Friday, October 2, 2009

Visiting Seattle


I had never been to Seattle before, so I smiled when I saw the Space Needle in the distance. It seemed to follow me wherever I drove, throughout the steep, hilly streets, refusing to fade from view.


Then as I parked and toured on foot, it decided to play peek-a-boo with me, hiding behind colorful, orange brick buildings, then suddenly appearing overhead between alleys and streets.


The day was uncharacteristically clear and hot for Seattle; beautiful blue sky and eighty-five degrees. Perfect for this California boy who had just left one-hundred-plus degrees in the smoke-filled skies of Los Angeles. Yes, I smiled here today.


My group and I agreed on Pike’s Place. Dozens of brightly-lit fluorescent signs brought the main hall alive. They all hung in the shapes of fish. Rows of multicolored flowers from vendors became a background to the signs. The whole scene looked like a live painting.


Pike’s Place was packed with people, making it a fun challenge to navigate through the main aisle. It seemed the entire city was here.


The temperature dropped as the warm, flowery colors changed to cold white. I was flanked by tall mounds of ice in this seafood-selling section. Large fish were flying through the air. Not flying fish, but salmon being tossed by loud, energetic workers entertaining the visitors.


As the crowd gathered in a crescent around a fish vendor, who was soliciting our attention, a huge salmon catapulted over the counter. It flew over the vendor’s head, right towards us. We all screamed and jumped back, only to see the fish land lightly on the ground without a sound. It was made of soft cloth. Ha! The joke was on us. I had to apologize to the girl in back of me for landing on her foot.

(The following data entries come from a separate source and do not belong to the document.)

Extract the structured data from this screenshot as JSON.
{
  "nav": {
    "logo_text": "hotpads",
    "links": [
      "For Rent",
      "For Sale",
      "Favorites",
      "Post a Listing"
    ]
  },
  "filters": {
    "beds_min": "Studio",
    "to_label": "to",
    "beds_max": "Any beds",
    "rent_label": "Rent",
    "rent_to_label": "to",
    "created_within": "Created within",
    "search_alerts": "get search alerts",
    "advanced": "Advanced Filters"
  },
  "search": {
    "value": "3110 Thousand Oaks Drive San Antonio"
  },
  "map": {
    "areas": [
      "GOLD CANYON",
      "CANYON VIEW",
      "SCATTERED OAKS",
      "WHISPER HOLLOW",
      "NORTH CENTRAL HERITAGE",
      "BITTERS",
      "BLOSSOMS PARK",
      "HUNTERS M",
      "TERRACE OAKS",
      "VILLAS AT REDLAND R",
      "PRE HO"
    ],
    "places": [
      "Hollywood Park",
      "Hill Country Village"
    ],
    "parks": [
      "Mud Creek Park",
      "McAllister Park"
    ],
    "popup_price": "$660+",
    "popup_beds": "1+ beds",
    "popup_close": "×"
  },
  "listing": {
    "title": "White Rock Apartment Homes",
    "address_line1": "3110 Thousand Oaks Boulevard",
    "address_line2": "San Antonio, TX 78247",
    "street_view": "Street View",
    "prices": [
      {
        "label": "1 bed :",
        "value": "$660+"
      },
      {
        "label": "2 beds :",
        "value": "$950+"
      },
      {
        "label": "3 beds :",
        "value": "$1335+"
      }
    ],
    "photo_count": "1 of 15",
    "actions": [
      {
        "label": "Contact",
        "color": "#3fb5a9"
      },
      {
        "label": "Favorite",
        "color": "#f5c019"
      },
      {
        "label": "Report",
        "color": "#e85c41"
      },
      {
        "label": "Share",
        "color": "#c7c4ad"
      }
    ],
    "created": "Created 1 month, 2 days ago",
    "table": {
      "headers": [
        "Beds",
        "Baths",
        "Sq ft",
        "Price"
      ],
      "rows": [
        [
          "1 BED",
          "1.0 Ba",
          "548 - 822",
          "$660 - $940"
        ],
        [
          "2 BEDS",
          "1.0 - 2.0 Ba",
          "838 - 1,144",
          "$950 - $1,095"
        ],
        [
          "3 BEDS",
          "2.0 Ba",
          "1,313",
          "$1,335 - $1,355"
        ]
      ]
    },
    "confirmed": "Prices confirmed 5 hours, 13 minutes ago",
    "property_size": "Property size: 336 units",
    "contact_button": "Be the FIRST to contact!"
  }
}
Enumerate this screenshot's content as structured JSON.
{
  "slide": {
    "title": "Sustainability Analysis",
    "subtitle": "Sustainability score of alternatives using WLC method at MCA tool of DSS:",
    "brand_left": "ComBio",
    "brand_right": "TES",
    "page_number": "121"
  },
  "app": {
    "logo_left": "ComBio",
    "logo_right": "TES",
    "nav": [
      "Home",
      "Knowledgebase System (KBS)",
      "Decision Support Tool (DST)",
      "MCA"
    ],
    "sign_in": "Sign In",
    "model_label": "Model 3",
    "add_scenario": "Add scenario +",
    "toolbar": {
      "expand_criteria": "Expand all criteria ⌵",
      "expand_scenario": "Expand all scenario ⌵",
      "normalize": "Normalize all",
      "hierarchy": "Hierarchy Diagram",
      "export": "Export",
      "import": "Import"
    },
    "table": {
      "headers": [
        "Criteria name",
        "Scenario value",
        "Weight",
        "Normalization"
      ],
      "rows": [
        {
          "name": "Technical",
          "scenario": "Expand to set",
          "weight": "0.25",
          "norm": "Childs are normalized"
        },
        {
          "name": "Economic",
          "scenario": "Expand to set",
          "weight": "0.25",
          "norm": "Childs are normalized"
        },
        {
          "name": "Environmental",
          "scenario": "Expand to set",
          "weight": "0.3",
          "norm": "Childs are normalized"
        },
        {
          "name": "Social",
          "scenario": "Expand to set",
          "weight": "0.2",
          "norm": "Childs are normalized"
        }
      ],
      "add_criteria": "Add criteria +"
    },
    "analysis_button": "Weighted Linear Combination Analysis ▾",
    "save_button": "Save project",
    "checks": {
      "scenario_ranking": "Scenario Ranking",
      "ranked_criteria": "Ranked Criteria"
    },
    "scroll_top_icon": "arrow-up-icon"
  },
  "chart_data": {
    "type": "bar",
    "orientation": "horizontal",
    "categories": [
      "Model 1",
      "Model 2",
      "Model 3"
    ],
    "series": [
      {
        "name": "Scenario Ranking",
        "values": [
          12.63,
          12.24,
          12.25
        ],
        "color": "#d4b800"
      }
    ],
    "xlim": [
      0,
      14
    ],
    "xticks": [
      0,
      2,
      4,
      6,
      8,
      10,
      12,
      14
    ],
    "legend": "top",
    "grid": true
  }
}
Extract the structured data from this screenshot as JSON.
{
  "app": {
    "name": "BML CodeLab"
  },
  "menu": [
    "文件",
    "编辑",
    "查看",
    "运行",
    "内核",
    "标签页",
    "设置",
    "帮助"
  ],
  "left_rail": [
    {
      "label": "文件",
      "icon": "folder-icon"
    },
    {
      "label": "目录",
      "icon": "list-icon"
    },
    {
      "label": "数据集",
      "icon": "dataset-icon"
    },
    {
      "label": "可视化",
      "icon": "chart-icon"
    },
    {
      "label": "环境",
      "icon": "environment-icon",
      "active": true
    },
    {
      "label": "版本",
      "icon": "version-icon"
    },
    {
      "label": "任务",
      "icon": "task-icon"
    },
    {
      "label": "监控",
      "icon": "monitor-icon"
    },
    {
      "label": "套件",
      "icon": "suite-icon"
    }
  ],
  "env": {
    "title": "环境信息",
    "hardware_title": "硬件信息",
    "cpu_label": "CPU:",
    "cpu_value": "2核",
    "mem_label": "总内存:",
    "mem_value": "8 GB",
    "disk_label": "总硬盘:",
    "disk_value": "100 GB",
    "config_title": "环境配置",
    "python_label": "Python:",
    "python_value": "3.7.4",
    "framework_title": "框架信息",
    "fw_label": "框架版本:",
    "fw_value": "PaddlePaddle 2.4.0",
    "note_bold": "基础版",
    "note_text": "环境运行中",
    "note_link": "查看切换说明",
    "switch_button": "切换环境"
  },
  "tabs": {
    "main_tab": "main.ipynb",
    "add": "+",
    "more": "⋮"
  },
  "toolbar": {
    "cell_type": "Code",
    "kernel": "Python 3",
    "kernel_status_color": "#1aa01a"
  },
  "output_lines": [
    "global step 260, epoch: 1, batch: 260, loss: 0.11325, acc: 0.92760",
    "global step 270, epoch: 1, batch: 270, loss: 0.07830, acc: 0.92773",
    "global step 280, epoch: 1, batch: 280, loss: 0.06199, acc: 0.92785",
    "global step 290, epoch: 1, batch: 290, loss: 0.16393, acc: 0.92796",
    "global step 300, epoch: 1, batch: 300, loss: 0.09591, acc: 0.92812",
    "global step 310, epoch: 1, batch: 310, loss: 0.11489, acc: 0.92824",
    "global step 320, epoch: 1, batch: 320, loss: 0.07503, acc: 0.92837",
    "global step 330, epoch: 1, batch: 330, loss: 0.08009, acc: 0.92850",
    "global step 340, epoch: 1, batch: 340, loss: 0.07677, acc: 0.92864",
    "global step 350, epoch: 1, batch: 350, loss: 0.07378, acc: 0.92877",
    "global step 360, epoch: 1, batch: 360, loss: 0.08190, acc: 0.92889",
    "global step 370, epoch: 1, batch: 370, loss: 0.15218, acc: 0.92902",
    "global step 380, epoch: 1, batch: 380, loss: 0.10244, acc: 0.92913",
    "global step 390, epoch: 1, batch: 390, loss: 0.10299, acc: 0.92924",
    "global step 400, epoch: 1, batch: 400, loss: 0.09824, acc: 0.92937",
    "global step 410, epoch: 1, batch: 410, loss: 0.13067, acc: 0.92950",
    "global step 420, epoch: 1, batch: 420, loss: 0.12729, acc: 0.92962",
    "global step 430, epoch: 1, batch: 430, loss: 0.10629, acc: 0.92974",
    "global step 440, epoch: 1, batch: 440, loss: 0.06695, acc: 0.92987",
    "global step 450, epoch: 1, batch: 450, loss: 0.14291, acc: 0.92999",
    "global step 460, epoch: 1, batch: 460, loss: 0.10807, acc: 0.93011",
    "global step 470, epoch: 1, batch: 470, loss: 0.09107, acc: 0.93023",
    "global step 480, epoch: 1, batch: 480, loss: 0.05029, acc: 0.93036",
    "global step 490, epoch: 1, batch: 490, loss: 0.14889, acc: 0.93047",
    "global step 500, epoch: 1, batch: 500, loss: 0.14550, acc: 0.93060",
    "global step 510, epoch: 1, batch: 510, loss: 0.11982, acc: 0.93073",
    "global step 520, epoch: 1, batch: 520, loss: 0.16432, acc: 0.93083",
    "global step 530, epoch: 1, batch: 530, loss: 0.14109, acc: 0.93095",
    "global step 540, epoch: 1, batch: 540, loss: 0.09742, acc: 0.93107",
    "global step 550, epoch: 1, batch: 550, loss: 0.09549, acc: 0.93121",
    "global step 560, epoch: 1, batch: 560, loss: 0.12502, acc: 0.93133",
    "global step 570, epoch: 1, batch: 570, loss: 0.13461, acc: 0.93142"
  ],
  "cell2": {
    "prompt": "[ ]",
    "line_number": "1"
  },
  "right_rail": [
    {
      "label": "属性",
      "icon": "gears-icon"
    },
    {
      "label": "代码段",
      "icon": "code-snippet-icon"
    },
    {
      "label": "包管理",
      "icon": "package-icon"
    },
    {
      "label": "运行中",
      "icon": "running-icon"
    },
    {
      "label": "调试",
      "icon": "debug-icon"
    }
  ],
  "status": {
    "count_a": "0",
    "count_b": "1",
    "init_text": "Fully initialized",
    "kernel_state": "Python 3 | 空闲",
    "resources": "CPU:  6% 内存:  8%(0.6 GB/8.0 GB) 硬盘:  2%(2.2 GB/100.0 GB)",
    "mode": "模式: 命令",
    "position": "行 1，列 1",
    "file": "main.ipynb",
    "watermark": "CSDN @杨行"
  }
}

Leaving Pike’s Place, we decided to enter another world, an underworld. The underground tour of old Seattle. If there ever were a positive spin on “crappy,” this was it. As we walked the dark, empty rooms, our witty tour guide explained the former city’s sewage system. She told us the first flush toilet had been invented by a Mr. Crapper. These “crappers” became very popular, for obvious reasons, and soon everybody owned one. However, the seaport city rested on a hill and the sewage system was less than perfect, for every time the tide came in, it would backwash all the crappers and create quite a mess. I tried to find humor in this situation when our deadpan comic tour guide made repetitive jokes and references to the backwash, the mess, sitting on the crappers at high tide, and the bathrooms being flooded with: starts with “c.”


Due to strong hunger pangs, I still ate lunch after this enlightening tour.


With the sun high, and the Space Needle still looking down at us, we gravitated toward the landmark with scores of people from all directions. It invited us to go up, up, and still up to its very top, where it shared with us its personal three-hundred-sixty degree view of beautiful seaworthy Seattle!